Rather less known for her sweetness and light was the British Margaret Thatcher. The daughter of a grocer, she eventually settled on a career in politics, running as a candidate for the Conservative party and winning a seat in Parliament in 1959. In what was then emphatically a man’s world, she became Britain’s first female Prime Minister in 1979, a position she held until 1990. To say that she was controversial would be a tremendous understatement, for she was both loved and loathed for her strong stands throughout her time as Prime Minister. It was not for nothing that the Russians who came to know her on the international stage dubbed her “the Iron Lady”—a title she accepted and relished. She famously commented that she didn’t know what the word “consensus” meant, and preferred the politics of conviction to the politics of consensus. Some, upon hearing of her death, commented on Facebook, “ding dong, the witch is dead” (echoing the glee with which those in Oz greeted the news of the death of the Wicked Witch of the West). Others loved her deeply, and lamented her passing, regarding her as the one whose headstrong refusal to give in to opposition saved Britain economically. Both sides however would agree that her defining characteristic was strength, not sweetness. No teddy bears here.

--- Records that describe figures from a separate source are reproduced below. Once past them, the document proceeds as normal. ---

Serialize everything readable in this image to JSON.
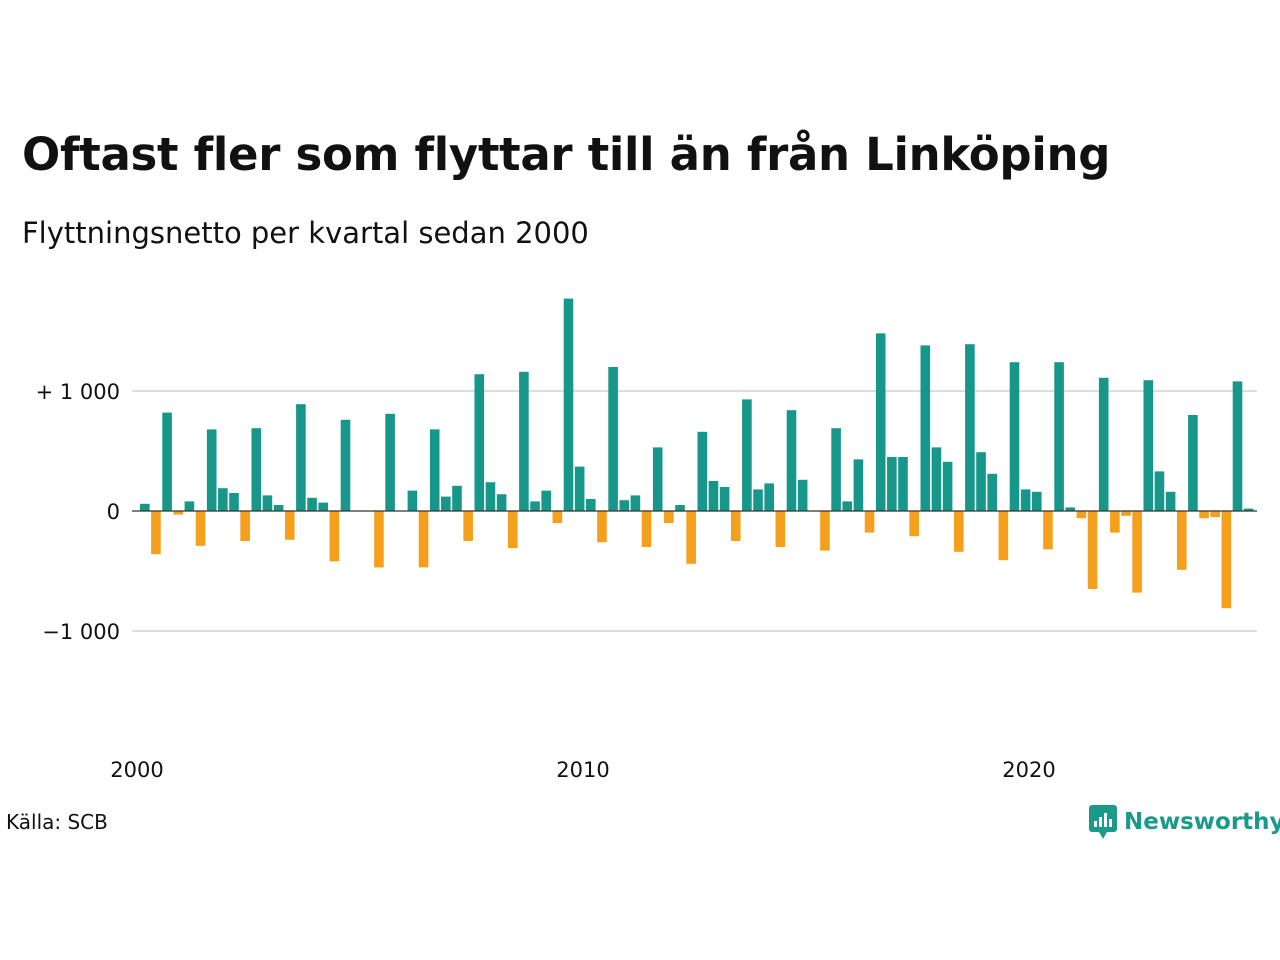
{
  "title": "Oftast fler som flyttar till än från Linköping",
  "subtitle": "Flyttningsnetto per kvartal sedan 2000",
  "source": "Källa: SCB",
  "logo": {
    "text": "Newsworthy",
    "icon": "bar-chart-speech-icon",
    "color": "#1a9a8a"
  },
  "colors": {
    "positive": "#17978a",
    "negative": "#f5a01d",
    "grid": "#dddddd",
    "zero_line": "#333333"
  },
  "chart_data": {
    "type": "bar",
    "title": "Oftast fler som flyttar till än från Linköping",
    "subtitle": "Flyttningsnetto per kvartal sedan 2000",
    "x_unit": "quarter",
    "x_start": "2000 Q1",
    "x_ticks": [
      {
        "label": "2000",
        "quarter_index": 0
      },
      {
        "label": "2010",
        "quarter_index": 40
      },
      {
        "label": "2020",
        "quarter_index": 80
      }
    ],
    "y_ticks": [
      {
        "label": "+ 1 000",
        "value": 1000
      },
      {
        "label": "0",
        "value": 0
      },
      {
        "label": "−1 000",
        "value": -1000
      }
    ],
    "ylim": [
      -1800,
      1800
    ],
    "grid": true,
    "values": [
      60,
      -360,
      820,
      -30,
      80,
      -290,
      680,
      190,
      150,
      -250,
      690,
      130,
      50,
      -240,
      890,
      110,
      70,
      -420,
      760,
      0,
      0,
      -470,
      810,
      0,
      170,
      -470,
      680,
      120,
      210,
      -250,
      1140,
      240,
      140,
      -310,
      1160,
      80,
      170,
      -100,
      1770,
      370,
      100,
      -260,
      1200,
      90,
      130,
      -300,
      530,
      -100,
      50,
      -440,
      660,
      250,
      200,
      -250,
      930,
      180,
      230,
      -300,
      840,
      260,
      0,
      -330,
      690,
      80,
      430,
      -180,
      1480,
      450,
      450,
      -210,
      1380,
      530,
      410,
      -340,
      1390,
      490,
      310,
      -410,
      1240,
      180,
      160,
      -320,
      1240,
      30,
      -60,
      -650,
      1110,
      -180,
      -40,
      -680,
      1090,
      330,
      160,
      -490,
      800,
      -60,
      -50,
      -810,
      1080,
      20
    ]
  }
}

So, apart from the accidental fact that both died April 8, what do the two women share in common that we Orthodox could profit from? In a word, courage. In the mid-1980s Annette Funicello was diagnosed with a particularly severe and untreatable form of Multiple Sclerosis. She suffered silently for years, but only announced it publically in 1992 to dispel rumours that her falling was the result of alcoholism. She went into long decline, which culminated when she and her present husband Glen invited the Canadian documentary film-makers “W5” into their home to update the world about her condition, and revealed the devastating ravages of her disease. Margaret Thatcher’s courage was also in evidence when she entered her own long decline into ill health and dementia, a fact her daughter Carol revealed to the world in 2005. Her courage was also in abundant evidence throughout her political career, as she faced down all opposition, even surviving a bombing attempt on life.

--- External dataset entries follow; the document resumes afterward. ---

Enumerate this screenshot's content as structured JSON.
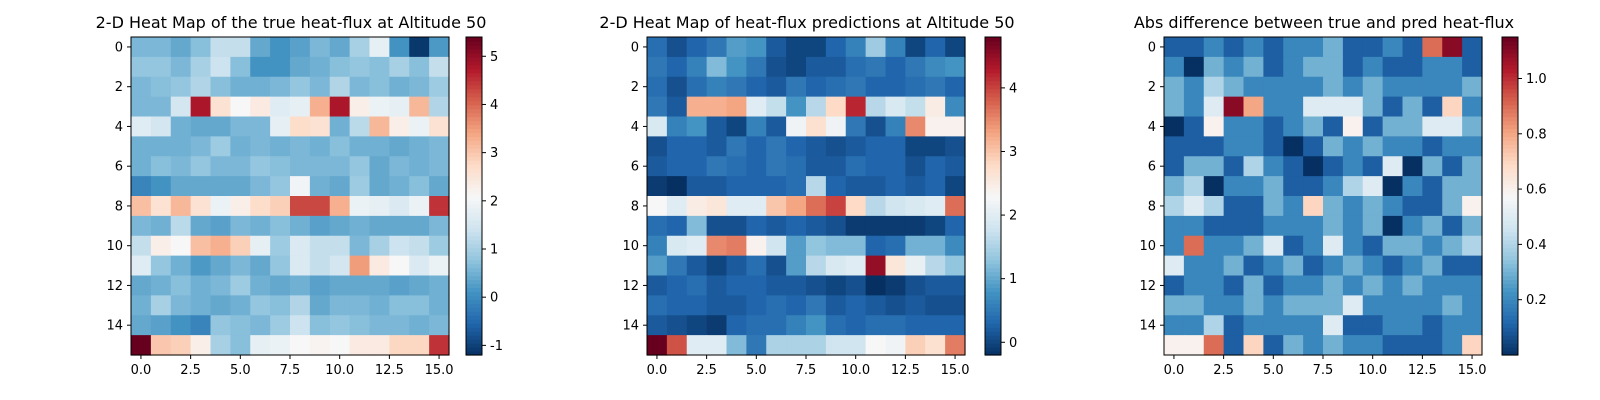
{
  "chart_data": [
    {
      "type": "heatmap",
      "title": "2-D Heat Map of the true heat-flux at Altitude 50",
      "xlabel": "",
      "ylabel": "",
      "xticks": [
        "0.0",
        "2.5",
        "5.0",
        "7.5",
        "10.0",
        "12.5",
        "15.0"
      ],
      "yticks": [
        "0",
        "2",
        "4",
        "6",
        "8",
        "10",
        "12",
        "14"
      ],
      "colorbar": {
        "colormap": "RdBu_r",
        "vmin": -1.2,
        "vmax": 5.4,
        "ticks": [
          "-1",
          "0",
          "1",
          "2",
          "3",
          "4",
          "5"
        ]
      },
      "values": [
        [
          0.6,
          0.6,
          0.4,
          0.7,
          1.3,
          1.3,
          0.4,
          0.1,
          0.3,
          0.6,
          0.4,
          1.0,
          1.8,
          0.1,
          -1.1,
          0.2
        ],
        [
          0.8,
          0.8,
          0.6,
          1.0,
          1.4,
          0.7,
          0.1,
          0.1,
          0.4,
          0.5,
          0.7,
          0.8,
          0.7,
          1.0,
          0.7,
          1.3
        ],
        [
          0.6,
          0.7,
          0.8,
          1.1,
          0.7,
          0.5,
          0.5,
          0.6,
          0.8,
          0.6,
          1.1,
          0.6,
          0.7,
          0.5,
          0.6,
          0.9
        ],
        [
          0.6,
          0.6,
          1.5,
          4.8,
          2.6,
          2.1,
          2.4,
          1.7,
          1.8,
          3.3,
          4.8,
          2.3,
          1.9,
          1.8,
          3.2,
          1.1
        ],
        [
          1.7,
          1.5,
          0.5,
          0.4,
          0.4,
          0.6,
          0.6,
          1.8,
          2.7,
          2.6,
          0.5,
          1.2,
          3.2,
          2.3,
          1.9,
          2.6
        ],
        [
          0.5,
          0.5,
          0.5,
          0.6,
          0.9,
          0.5,
          0.6,
          0.5,
          0.6,
          0.5,
          0.7,
          0.5,
          0.5,
          0.4,
          0.5,
          0.6
        ],
        [
          0.5,
          0.7,
          0.6,
          0.8,
          0.6,
          0.6,
          0.8,
          0.7,
          0.6,
          0.6,
          0.6,
          0.8,
          0.4,
          0.6,
          0.5,
          0.6
        ],
        [
          -0.1,
          0.1,
          0.4,
          0.4,
          0.4,
          0.4,
          0.6,
          0.8,
          2.0,
          0.5,
          0.4,
          0.9,
          0.4,
          0.5,
          0.7,
          0.4
        ],
        [
          3.1,
          2.6,
          3.2,
          2.6,
          1.9,
          2.3,
          2.7,
          2.9,
          4.3,
          4.3,
          3.3,
          1.9,
          1.8,
          1.6,
          1.9,
          4.5
        ],
        [
          0.6,
          0.5,
          1.2,
          0.4,
          0.3,
          0.6,
          0.5,
          0.7,
          0.5,
          0.3,
          0.4,
          0.5,
          0.4,
          0.4,
          0.4,
          0.6
        ],
        [
          1.3,
          2.3,
          2.1,
          3.1,
          3.3,
          2.9,
          1.8,
          0.9,
          1.6,
          1.3,
          1.3,
          0.6,
          1.0,
          1.4,
          1.3,
          0.9
        ],
        [
          1.7,
          0.8,
          0.5,
          0.2,
          0.4,
          0.6,
          0.4,
          0.8,
          1.6,
          1.3,
          1.5,
          3.5,
          2.4,
          2.1,
          1.6,
          1.9
        ],
        [
          0.4,
          0.5,
          0.7,
          0.5,
          0.6,
          0.9,
          0.5,
          0.4,
          0.5,
          0.3,
          0.4,
          0.4,
          0.4,
          0.3,
          0.4,
          0.5
        ],
        [
          0.5,
          1.0,
          0.6,
          0.5,
          0.4,
          0.5,
          0.8,
          0.7,
          1.1,
          0.4,
          0.6,
          0.6,
          0.5,
          0.7,
          0.7,
          0.5
        ],
        [
          0.4,
          0.3,
          0.1,
          -0.1,
          0.8,
          0.7,
          0.6,
          0.9,
          1.4,
          0.7,
          0.8,
          0.7,
          0.6,
          0.6,
          0.5,
          0.6
        ],
        [
          5.4,
          3.0,
          2.9,
          2.3,
          1.0,
          0.7,
          1.8,
          1.9,
          2.1,
          2.2,
          2.1,
          2.4,
          2.4,
          2.8,
          2.8,
          4.5
        ]
      ]
    },
    {
      "type": "heatmap",
      "title": "2-D Heat Map of heat-flux predictions at Altitude 50",
      "xlabel": "",
      "ylabel": "",
      "xticks": [
        "0.0",
        "2.5",
        "5.0",
        "7.5",
        "10.0",
        "12.5",
        "15.0"
      ],
      "yticks": [
        "0",
        "2",
        "4",
        "6",
        "8",
        "10",
        "12",
        "14"
      ],
      "colorbar": {
        "colormap": "RdBu_r",
        "vmin": -0.2,
        "vmax": 4.8,
        "ticks": [
          "0",
          "1",
          "2",
          "3",
          "4"
        ]
      },
      "values": [
        [
          0.4,
          0.1,
          0.3,
          0.5,
          0.9,
          0.8,
          0.2,
          0.0,
          0.0,
          0.3,
          0.6,
          1.4,
          0.6,
          0.0,
          0.3,
          0.0
        ],
        [
          0.5,
          0.3,
          0.6,
          1.2,
          0.8,
          0.5,
          0.1,
          0.0,
          0.2,
          0.2,
          0.4,
          0.5,
          0.3,
          0.5,
          0.7,
          0.8
        ],
        [
          0.4,
          0.1,
          0.4,
          0.6,
          0.5,
          0.3,
          0.2,
          0.5,
          0.3,
          0.4,
          0.5,
          0.3,
          0.3,
          0.4,
          0.5,
          0.3
        ],
        [
          0.5,
          0.2,
          3.2,
          3.2,
          3.3,
          2.0,
          1.7,
          0.8,
          1.6,
          2.8,
          4.2,
          1.6,
          1.9,
          1.7,
          2.5,
          0.7
        ],
        [
          1.9,
          0.6,
          0.8,
          0.2,
          0.0,
          0.6,
          0.2,
          2.2,
          2.7,
          2.2,
          0.5,
          0.1,
          0.6,
          3.5,
          2.4,
          2.4
        ],
        [
          0.1,
          0.3,
          0.3,
          0.2,
          0.5,
          0.3,
          0.5,
          0.3,
          0.2,
          0.1,
          0.2,
          0.3,
          0.3,
          0.0,
          0.0,
          0.1
        ],
        [
          0.2,
          0.3,
          0.3,
          0.5,
          0.4,
          0.3,
          0.5,
          0.4,
          0.2,
          0.2,
          0.4,
          0.3,
          0.3,
          0.1,
          0.3,
          0.2
        ],
        [
          -0.1,
          -0.2,
          0.2,
          0.2,
          0.3,
          0.3,
          0.3,
          0.4,
          1.6,
          0.3,
          0.2,
          0.2,
          0.3,
          0.2,
          0.3,
          0.0
        ],
        [
          2.3,
          2.0,
          2.5,
          2.6,
          2.0,
          2.0,
          3.0,
          3.3,
          3.7,
          4.0,
          2.8,
          1.6,
          1.8,
          1.9,
          2.0,
          3.7
        ],
        [
          0.4,
          0.3,
          1.2,
          0.1,
          0.1,
          0.3,
          0.2,
          0.3,
          0.2,
          0.1,
          -0.1,
          -0.1,
          -0.1,
          -0.1,
          0.0,
          0.3
        ],
        [
          0.6,
          1.9,
          2.0,
          3.5,
          3.6,
          2.4,
          1.8,
          0.9,
          1.3,
          1.2,
          1.2,
          0.3,
          0.4,
          1.1,
          1.1,
          0.7
        ],
        [
          0.9,
          0.5,
          0.2,
          0.0,
          0.2,
          0.4,
          0.1,
          0.9,
          1.6,
          1.9,
          2.0,
          4.5,
          2.6,
          2.1,
          1.6,
          1.3
        ],
        [
          0.2,
          0.3,
          0.4,
          0.2,
          0.3,
          0.3,
          0.2,
          0.2,
          0.1,
          0.0,
          0.1,
          -0.2,
          -0.1,
          0.1,
          0.2,
          0.2
        ],
        [
          0.4,
          0.3,
          0.3,
          0.2,
          0.2,
          0.3,
          0.4,
          0.3,
          0.5,
          0.2,
          0.3,
          0.2,
          0.1,
          0.2,
          0.1,
          0.1
        ],
        [
          0.2,
          0.1,
          0.0,
          -0.1,
          0.3,
          0.4,
          0.4,
          0.6,
          0.8,
          0.4,
          0.3,
          0.4,
          0.4,
          0.3,
          0.3,
          0.3
        ],
        [
          4.8,
          3.9,
          2.0,
          2.0,
          1.2,
          0.5,
          1.5,
          1.5,
          1.5,
          1.8,
          1.8,
          2.3,
          2.2,
          2.9,
          2.7,
          3.6
        ]
      ]
    },
    {
      "type": "heatmap",
      "title": "Abs difference between true and pred heat-flux",
      "xlabel": "",
      "ylabel": "",
      "xticks": [
        "0.0",
        "2.5",
        "5.0",
        "7.5",
        "10.0",
        "12.5",
        "15.0"
      ],
      "yticks": [
        "0",
        "2",
        "4",
        "6",
        "8",
        "10",
        "12",
        "14"
      ],
      "colorbar": {
        "colormap": "RdBu_r",
        "vmin": 0.0,
        "vmax": 1.15,
        "ticks": [
          "0.2",
          "0.4",
          "0.6",
          "0.8",
          "1.0"
        ]
      },
      "values": [
        [
          0.1,
          0.1,
          0.2,
          0.1,
          0.2,
          0.1,
          0.2,
          0.2,
          0.3,
          0.1,
          0.1,
          0.2,
          0.1,
          0.9,
          1.1,
          0.1
        ],
        [
          0.2,
          0.0,
          0.3,
          0.2,
          0.3,
          0.1,
          0.2,
          0.3,
          0.3,
          0.1,
          0.2,
          0.1,
          0.1,
          0.2,
          0.2,
          0.1
        ],
        [
          0.3,
          0.2,
          0.4,
          0.3,
          0.2,
          0.2,
          0.2,
          0.2,
          0.3,
          0.2,
          0.3,
          0.2,
          0.2,
          0.2,
          0.2,
          0.3
        ],
        [
          0.3,
          0.2,
          0.5,
          1.1,
          0.8,
          0.2,
          0.2,
          0.5,
          0.5,
          0.5,
          0.3,
          0.1,
          0.3,
          0.1,
          0.7,
          0.2
        ],
        [
          0.0,
          0.1,
          0.6,
          0.2,
          0.2,
          0.1,
          0.2,
          0.3,
          0.1,
          0.6,
          0.1,
          0.3,
          0.3,
          0.5,
          0.5,
          0.3
        ],
        [
          0.1,
          0.1,
          0.1,
          0.2,
          0.2,
          0.1,
          0.0,
          0.1,
          0.3,
          0.2,
          0.3,
          0.2,
          0.2,
          0.1,
          0.2,
          0.2
        ],
        [
          0.1,
          0.3,
          0.3,
          0.1,
          0.4,
          0.2,
          0.1,
          0.0,
          0.1,
          0.2,
          0.1,
          0.5,
          0.0,
          0.3,
          0.1,
          0.3
        ],
        [
          0.3,
          0.4,
          0.0,
          0.2,
          0.2,
          0.3,
          0.1,
          0.1,
          0.2,
          0.4,
          0.5,
          0.0,
          0.2,
          0.1,
          0.3,
          0.3
        ],
        [
          0.4,
          0.5,
          0.4,
          0.1,
          0.1,
          0.3,
          0.2,
          0.7,
          0.3,
          0.2,
          0.3,
          0.2,
          0.1,
          0.1,
          0.3,
          0.6
        ],
        [
          0.2,
          0.2,
          0.1,
          0.1,
          0.1,
          0.2,
          0.2,
          0.2,
          0.3,
          0.2,
          0.3,
          0.0,
          0.2,
          0.3,
          0.1,
          0.3
        ],
        [
          0.2,
          0.9,
          0.2,
          0.2,
          0.3,
          0.5,
          0.1,
          0.2,
          0.5,
          0.2,
          0.1,
          0.3,
          0.3,
          0.2,
          0.3,
          0.4
        ],
        [
          0.5,
          0.2,
          0.2,
          0.3,
          0.1,
          0.2,
          0.3,
          0.1,
          0.2,
          0.3,
          0.2,
          0.1,
          0.2,
          0.3,
          0.1,
          0.1
        ],
        [
          0.1,
          0.2,
          0.2,
          0.1,
          0.3,
          0.1,
          0.2,
          0.2,
          0.3,
          0.2,
          0.3,
          0.2,
          0.3,
          0.2,
          0.2,
          0.2
        ],
        [
          0.3,
          0.3,
          0.2,
          0.2,
          0.3,
          0.2,
          0.3,
          0.3,
          0.3,
          0.5,
          0.2,
          0.2,
          0.2,
          0.2,
          0.3,
          0.2
        ],
        [
          0.2,
          0.2,
          0.4,
          0.1,
          0.2,
          0.2,
          0.2,
          0.2,
          0.5,
          0.1,
          0.1,
          0.2,
          0.2,
          0.1,
          0.2,
          0.2
        ],
        [
          0.6,
          0.6,
          0.9,
          0.1,
          0.7,
          0.1,
          0.3,
          0.2,
          0.3,
          0.2,
          0.2,
          0.1,
          0.1,
          0.1,
          0.2,
          0.7
        ]
      ]
    }
  ]
}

Anyone who follows Christ needs such courage. In a world where Christian conviction is frequently mocked and rarely popular, one who decides to take up the cross and follow Jesus will find plenty of obstacles to overcome, whether one lives in Cairo or in Washington, in Russia or in Canada. St. Paul warned us long ago: “All who desire to live godly in Christ Jesus will be persecuted” (2 Tim. 3:12), and we do not require familiarity with the Scriptures to know this, only familiarity with the stories in the newspapers. Some might dismiss the apostolic warning as paranoia; such a dismissal reminds me of the dictum of WKRP’s Johnny Fever who quipped that “when people are out to get you, paranoia is just good sense”. Perhaps people are not yet “out to get us”. Nevertheless the truth remains that the perennial struggle against the World, the Flesh, and the Devil requires determination and courage. When the Church receives a convert by Chrismation, it first prays for that person, and in one of those prayers we find the petition that the convert “may confess before all men the Name of Christ our God and that may be always ready for His sake to lovingly suffer and to die”. Following Christ and confessing His Name before all men is clearly not for the faint of heart. We need courage if we are to remain faithful to the Lord. The wholesome Mouseketeer had it. The resolute Iron Lady had it. May God grant that we have it too as we follow Him.